Die Viennacontemporary, Wiens wichtigste Messe für Gegenwartskunst, baut ihren CEE-Schwerpunkt aus und präsentiert eine gelungene Mischung aus ganz neuen und etablierten Galerien.Nina Schedlmayer 11.09.2025 - 15:50 Uhr Artikel anhören
Nona Inescu: Die junge Künstlerin zeigt am Stand von Catinca Tabacaru aus Bukarest unter anderem Schwarz-Weiß-Fotos, auf denen sie sich in Steine in der Landschaft schmiegt. Foto: Catinca Tabacaru, Bukarest

Wien. Die vergangenen Jahre waren einigermaßen turbulent für die Viennacontemporary, Wiens wichtigste internationale Messe für Gegenwartskunst: der Wechsel von künstlerischen Leitungen und im Team, der Rückzug eines Eigentümers, die damit verbundenen Schulden sowie die allgemein nicht besonders rosige Lage am Kunstmarkt stellten die etablierte Veranstaltung vor ziemliche Herausforderungen. Erst im April dieses Jahres verließ die künstlerische Leiterin Francesca Gavin die Messe. Es übernahm Abaseh Mirvali, die zuvor in zahlreichen Institutionen, etwa der Fundación/Collección Jumex in Mexico City, in Führungspositionen tätig war.

Nun, einen Tag vor Eröffnung der Viennacontemporary, sitzt sie in der Halle D der Messe Wien, in jenem Bereich, der für Talks reserviert ist. Sie sprüht vor Energie, trotz eines aktuellen Arbeitspensums von täglich 15 Stunden – und schwärmt: von der luftigen Architektur der Messestände, von den Kuratoren und Kuratorinnen, die verschiedene Sektionen gestaltet haben, von der Leiterin der Tourguides, die ihr in der Wiener Albertina auffiel. Und sie scheint schon längerfristig zu denken.

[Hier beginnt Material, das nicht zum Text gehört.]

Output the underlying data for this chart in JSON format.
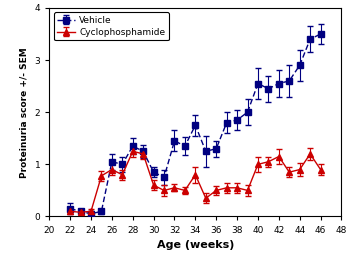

Die finanziellen Turbulenzen sind freilich noch nicht ausgestanden. Mirvali und Geschäftsführer Markus Huber hoffen für 2026 auf finanzielle Unterstützung durch die Stadt Wien. Ansonsten, so deutete Huber in der Tageszeitung „Der Standard“ an, stehe gar die Existenz der Messe auf dem Spiel. Jedoch sei man in „konstruktiven Gesprächen“ mit den Stellen der Stadt, sagt er.

In der aktuellen Ausgabe der Messe sind 97 Galerien versammelt, davon 38 aus Ost- und Südosteuropa – einer Region, die bei der Messe seit jeher besonders im Fokus steht, diesmal aber besonders stark vertreten ist. Aus Bukarest etwa ist Catinca Tabacaru angereist. An ihrem Stand zeigt die junge Künstlerin Nona Inescu in Metall gefasste Flusskiesel sowie Schwarz-Weiß-Fotos, auf denen sich die Künstlerin in Steine in der Landschaft schmiegt. Sie sind für je 3800 Euro zu haben, das gesamte Ensemble kommt auf 10.000 Euro – wie auch die im Folgenden angeführten Summen sind dies Nettopreise.

Magdalena Lazars metallene Gebilde, die anschmiegsame Glasformen und digitale Fotografien bergen, springen bei der Galerie Bliss Warsaw ins Auge – zu sehen „Two Stories About Communal Living“ von 2023. Foto: Foto Patryk Ogorzałek

Bliss Warsaw, ein Viennacontemporary-Erstling, eröffnete erst im März. Nach vier Ausstellungen in den eigenen Räumlichkeiten in Warschau wagt sie sich nun erstmals auf eine Messe. An diesem Stand springen die Skulpturen der 1986 in Polen geborenen Magdalena Lazar ins Auge: metallene Gebilde, die anschmiegsame Glasformen und digitale Fotografien bergen oder sich als überdimensionale Blumen fast lasziv nach hinten beugen. Die Arbeiten kosten zwischen 2500 und 12.000 Euro. Auf der Viennacontemporary erwartet das junge Leitungsduo Katarzyna Piskorz und Lukasz Sinicyn eine aufgeschlossenere Sammlerschaft als in Polen, wo man beim Kunstkauf sehr auf Malerei fokussiert sei, wie sie sagen.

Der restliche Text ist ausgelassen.